In view of the fact that Matthew is presenting that phase of the ministry of Jesus which has to do with His kingship, it may appear odd at first that he would ignore this attempt to make Jesus king. This is another evidence of the remarkable character of the claim of Jesus to be King. He is King by right and title. He will not become King by any democratic process. He is not “elected” King by the will of the people. He is King by the will of God. He will finally become King by force (see Ps. 2:8–9).

Matthew understood (at least by the time he wrote his gospel) that Jesus’ claim to the throne had nothing to do with whether man would have him as king. He understood that the crowd’s desire to make Jesus king was wrong because it conformed neither to God’s will nor God’s timing. Jesus would be made King by the will of God, not the will of man and in the timing of God, not the timing of fickle crowds.

2. If Jesus perceives the people will try and take him by force, why does he send the disciples, the 12 people on Earth he was closest to, away and handle the crowds on his own?

There is just no way to paint these verses is a way that makes the disciples look good. Previously in Matthew (especially in chapter 13 with Jesus’ parables about the Kingdom), we see how Israel’s expectation of the Kingdom differed from the reality of the Kingdom. I think the fact that Jesus sends the disciples away shows that they still didn’t get it, despite telling Jesus in Matthew 13:51 that they did.

I think Jesus understood that if the disciples had stuck around, they would have sided with the crowd. They still needed to learn more about who Jesus was so he put them in a situation where they could learn that instead of one where they would be swept up in the hysteria of the mob.

Because the disciples did not understand the will and timing of God, they were more of a hindrance to Jesus than a help.
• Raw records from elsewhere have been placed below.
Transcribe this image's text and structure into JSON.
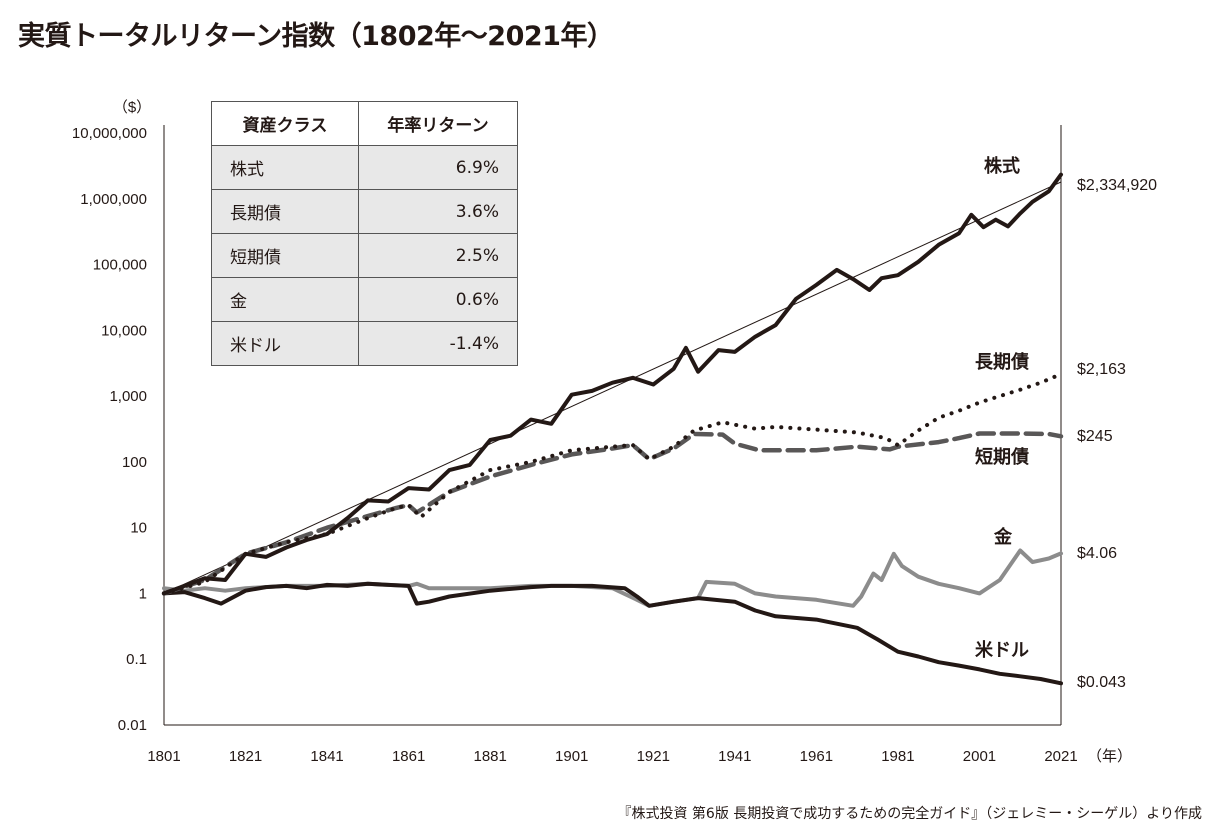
{
  "title": "実質トータルリターン指数（1802年〜2021年）",
  "source": "『株式投資 第6版 長期投資で成功するための完全ガイド』（ジェレミー・シーゲル）より作成",
  "table": {
    "headers": [
      "資産クラス",
      "年率リターン"
    ],
    "rows": [
      {
        "asset": "株式",
        "return": "6.9%"
      },
      {
        "asset": "長期債",
        "return": "3.6%"
      },
      {
        "asset": "短期債",
        "return": "2.5%"
      },
      {
        "asset": "金",
        "return": "0.6%"
      },
      {
        "asset": "米ドル",
        "return": "-1.4%"
      }
    ]
  },
  "chart_data": {
    "type": "line",
    "title": "実質トータルリターン指数（1802年〜2021年）",
    "ylabel": "（$）",
    "xlabel": "（年）",
    "yscale": "log",
    "ylim": [
      0.01,
      10000000
    ],
    "xlim": [
      1801,
      2021
    ],
    "yticks": [
      "0.01",
      "0.1",
      "1",
      "10",
      "100",
      "1,000",
      "10,000",
      "100,000",
      "1,000,000",
      "10,000,000"
    ],
    "xticks": [
      "1801",
      "1821",
      "1841",
      "1861",
      "1881",
      "1901",
      "1921",
      "1941",
      "1961",
      "1981",
      "2001",
      "2021"
    ],
    "grid": false,
    "series": [
      {
        "name": "株式",
        "end_label": "$2,334,920",
        "color": "#231815",
        "style": "solid",
        "x": [
          1801,
          1806,
          1811,
          1816,
          1821,
          1826,
          1831,
          1836,
          1841,
          1846,
          1851,
          1856,
          1861,
          1866,
          1871,
          1876,
          1881,
          1886,
          1891,
          1896,
          1901,
          1906,
          1911,
          1916,
          1921,
          1926,
          1929,
          1932,
          1937,
          1941,
          1946,
          1951,
          1956,
          1961,
          1966,
          1970,
          1974,
          1977,
          1981,
          1986,
          1991,
          1996,
          1999,
          2002,
          2005,
          2008,
          2011,
          2014,
          2018,
          2021
        ],
        "y": [
          1,
          1.3,
          1.7,
          1.6,
          4,
          3.6,
          5,
          6.5,
          8,
          14,
          26,
          25,
          40,
          38,
          75,
          90,
          215,
          250,
          440,
          380,
          1050,
          1200,
          1600,
          1900,
          1500,
          2600,
          5400,
          2350,
          5000,
          4700,
          8000,
          12000,
          30000,
          49000,
          83000,
          60000,
          41000,
          62000,
          69000,
          110000,
          200000,
          300000,
          570000,
          370000,
          480000,
          380000,
          600000,
          900000,
          1300000,
          2334920
        ]
      },
      {
        "name": "長期債",
        "end_label": "$2,163",
        "color": "#231815",
        "style": "dotted",
        "x": [
          1801,
          1811,
          1821,
          1831,
          1841,
          1851,
          1858,
          1861,
          1864,
          1871,
          1881,
          1891,
          1901,
          1911,
          1916,
          1920,
          1926,
          1931,
          1938,
          1946,
          1951,
          1961,
          1971,
          1978,
          1981,
          1986,
          1991,
          1996,
          2001,
          2006,
          2011,
          2016,
          2021
        ],
        "y": [
          1,
          1.5,
          4,
          6,
          8,
          14,
          20,
          22,
          14.5,
          35,
          75,
          100,
          150,
          170,
          180,
          110,
          170,
          300,
          400,
          320,
          340,
          310,
          280,
          230,
          180,
          300,
          470,
          600,
          800,
          1000,
          1250,
          1600,
          2163
        ]
      },
      {
        "name": "短期債",
        "end_label": "$245",
        "color": "#595757",
        "style": "dashed",
        "x": [
          1801,
          1811,
          1821,
          1831,
          1841,
          1851,
          1858,
          1861,
          1863,
          1871,
          1881,
          1891,
          1901,
          1911,
          1916,
          1920,
          1926,
          1931,
          1938,
          1941,
          1947,
          1961,
          1971,
          1979,
          1981,
          1991,
          1996,
          2001,
          2011,
          2018,
          2021
        ],
        "y": [
          1,
          1.6,
          4,
          6,
          10,
          15,
          20,
          22,
          17,
          35,
          60,
          90,
          130,
          160,
          180,
          110,
          160,
          265,
          260,
          190,
          150,
          150,
          170,
          155,
          170,
          200,
          230,
          270,
          270,
          265,
          245
        ]
      },
      {
        "name": "金",
        "end_label": "$4.06",
        "color": "#8c8c8c",
        "style": "solid",
        "x": [
          1801,
          1806,
          1811,
          1816,
          1821,
          1831,
          1841,
          1851,
          1861,
          1863,
          1866,
          1871,
          1881,
          1891,
          1901,
          1911,
          1917,
          1920,
          1926,
          1932,
          1934,
          1941,
          1946,
          1951,
          1961,
          1970,
          1972,
          1975,
          1977,
          1980,
          1982,
          1986,
          1991,
          1996,
          2001,
          2006,
          2011,
          2014,
          2018,
          2021
        ],
        "y": [
          1.2,
          1.1,
          1.2,
          1.1,
          1.2,
          1.3,
          1.3,
          1.4,
          1.3,
          1.4,
          1.2,
          1.2,
          1.2,
          1.3,
          1.3,
          1.2,
          0.8,
          0.65,
          0.75,
          0.85,
          1.5,
          1.4,
          1.0,
          0.9,
          0.8,
          0.65,
          0.9,
          2.0,
          1.6,
          4.0,
          2.6,
          1.8,
          1.4,
          1.2,
          1.0,
          1.6,
          4.5,
          3.0,
          3.4,
          4.06
        ]
      },
      {
        "name": "米ドル",
        "end_label": "$0.043",
        "color": "#231815",
        "style": "solid",
        "x": [
          1801,
          1806,
          1811,
          1815,
          1821,
          1826,
          1831,
          1836,
          1841,
          1846,
          1851,
          1856,
          1861,
          1863,
          1866,
          1871,
          1881,
          1891,
          1896,
          1906,
          1914,
          1917,
          1920,
          1926,
          1932,
          1941,
          1946,
          1951,
          1961,
          1971,
          1976,
          1981,
          1986,
          1991,
          1996,
          2001,
          2006,
          2011,
          2016,
          2021
        ],
        "y": [
          1,
          1.05,
          0.85,
          0.7,
          1.1,
          1.25,
          1.3,
          1.2,
          1.35,
          1.3,
          1.4,
          1.35,
          1.3,
          0.7,
          0.75,
          0.9,
          1.1,
          1.25,
          1.3,
          1.3,
          1.2,
          0.9,
          0.65,
          0.75,
          0.85,
          0.75,
          0.55,
          0.45,
          0.4,
          0.3,
          0.2,
          0.13,
          0.11,
          0.09,
          0.08,
          0.07,
          0.06,
          0.055,
          0.05,
          0.043
        ]
      }
    ],
    "trendline": {
      "x": [
        1801,
        2021
      ],
      "y": [
        1,
        1800000
      ]
    }
  }
}
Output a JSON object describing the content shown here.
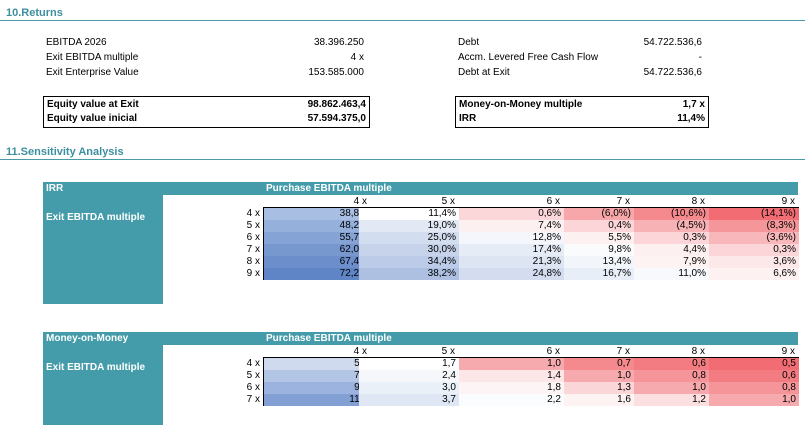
{
  "returns": {
    "title": "10.Returns",
    "left": [
      {
        "label": "EBITDA 2026",
        "value": "38.396.250"
      },
      {
        "label": "Exit EBITDA multiple",
        "value": "4 x"
      },
      {
        "label": "Exit Enterprise Value",
        "value": "153.585.000"
      }
    ],
    "right": [
      {
        "label": "Debt",
        "value": "54.722.536,6"
      },
      {
        "label": "Accm. Levered Free Cash Flow",
        "value": "-"
      },
      {
        "label": "Debt at Exit",
        "value": "54.722.536,6"
      }
    ],
    "equity_box": [
      {
        "label": "Equity value at Exit",
        "value": "98.862.463,4"
      },
      {
        "label": "Equity value inicial",
        "value": "57.594.375,0"
      }
    ],
    "mom_box": [
      {
        "label": "Money-on-Money multiple",
        "value": "1,7 x"
      },
      {
        "label": "IRR",
        "value": "11,4%"
      }
    ]
  },
  "sensitivity": {
    "title": "11.Sensitivity Analysis",
    "irr": {
      "panel_label": "IRR",
      "header": "Purchase EBITDA multiple",
      "row_title": "Exit EBITDA multiple",
      "columns": [
        "4 x",
        "5 x",
        "6 x",
        "7 x",
        "8 x",
        "9 x"
      ],
      "rows": [
        {
          "label": "4 x",
          "values": [
            "38,8%",
            "11,4%",
            "0,6%",
            "(6,0%)",
            "(10,6%)",
            "(14,1%)"
          ],
          "colors": [
            "#a9bee3",
            "#ffffff",
            "#fbd7d9",
            "#f7a7aa",
            "#f48a8e",
            "#f26d73"
          ]
        },
        {
          "label": "5 x",
          "values": [
            "48,2%",
            "19,0%",
            "7,4%",
            "0,4%",
            "(4,5%)",
            "(8,3%)"
          ],
          "colors": [
            "#96b0dc",
            "#e2e9f5",
            "#fdf0f0",
            "#fbd5d7",
            "#f7b2b5",
            "#f5979a"
          ]
        },
        {
          "label": "6 x",
          "values": [
            "55,7%",
            "25,0%",
            "12,8%",
            "5,5%",
            "0,3%",
            "(3,6%)"
          ],
          "colors": [
            "#86a3d5",
            "#d2ddef",
            "#f4f6fb",
            "#fcf0f0",
            "#fbd5d7",
            "#f8b8bb"
          ]
        },
        {
          "label": "7 x",
          "values": [
            "62,0%",
            "30,0%",
            "17,4%",
            "9,8%",
            "4,4%",
            "0,3%"
          ],
          "colors": [
            "#7797cf",
            "#c6d3eb",
            "#e6ecf6",
            "#fafbfd",
            "#fcf0f0",
            "#fbd5d7"
          ]
        },
        {
          "label": "8 x",
          "values": [
            "67,4%",
            "34,4%",
            "21,3%",
            "13,4%",
            "7,9%",
            "3,6%"
          ],
          "colors": [
            "#6c8fcb",
            "#bccbe7",
            "#dde5f2",
            "#f2f5fa",
            "#fdf3f3",
            "#fce8e9"
          ]
        },
        {
          "label": "9 x",
          "values": [
            "72,2%",
            "38,2%",
            "24,8%",
            "16,7%",
            "11,0%",
            "6,6%"
          ],
          "colors": [
            "#5f85c6",
            "#adc0e2",
            "#d3ddef",
            "#e8eef7",
            "#f7f9fc",
            "#fdf1f1"
          ]
        }
      ]
    },
    "mom": {
      "panel_label": "Money-on-Money",
      "header": "Purchase EBITDA multiple",
      "row_title": "Exit EBITDA multiple",
      "columns": [
        "4 x",
        "5 x",
        "6 x",
        "7 x",
        "8 x",
        "9 x"
      ],
      "rows": [
        {
          "label": "4 x",
          "values": [
            "5,1",
            "1,7",
            "1,0",
            "0,7",
            "0,6",
            "0,5"
          ],
          "colors": [
            "#cfdaee",
            "#ffffff",
            "#f7aaad",
            "#f48a8e",
            "#f27c81",
            "#f26d73"
          ]
        },
        {
          "label": "5 x",
          "values": [
            "7,1",
            "2,4",
            "1,4",
            "1,0",
            "0,8",
            "0,6"
          ],
          "colors": [
            "#b3c5e4",
            "#f5f7fb",
            "#fce6e7",
            "#f7aaad",
            "#f69599",
            "#f27c81"
          ]
        },
        {
          "label": "6 x",
          "values": [
            "9,1",
            "3,0",
            "1,8",
            "1,3",
            "1,0",
            "0,8"
          ],
          "colors": [
            "#9bb3de",
            "#eaf0f8",
            "#fdf5f5",
            "#fbd6d8",
            "#f7aaad",
            "#f69599"
          ]
        },
        {
          "label": "7 x",
          "values": [
            "11,1",
            "3,7",
            "2,2",
            "1,6",
            "1,2",
            "1,0"
          ],
          "colors": [
            "#82a0d4",
            "#dfe7f4",
            "#fbfcfe",
            "#fdf3f3",
            "#fcdfe0",
            "#f7aaad"
          ]
        }
      ]
    }
  }
}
It was better for Jesus to face the situation alone in prayer than to lean on his 12 closest friends because he knew those 12 would not help him remain in God’s will.

Things to Reflect on in Light of this Passage:

1. Do I recognize Jesus’ claim to the throne of my life? Do I live as though he is my King?

2. Do I accept God’s will and God’s timing for my life, or do I try and force things to be my own way and in my own timing?

3. Do I help others remain in God’s will or do I encourage them to pursue convenience and expediency rather than waiting on the Lord?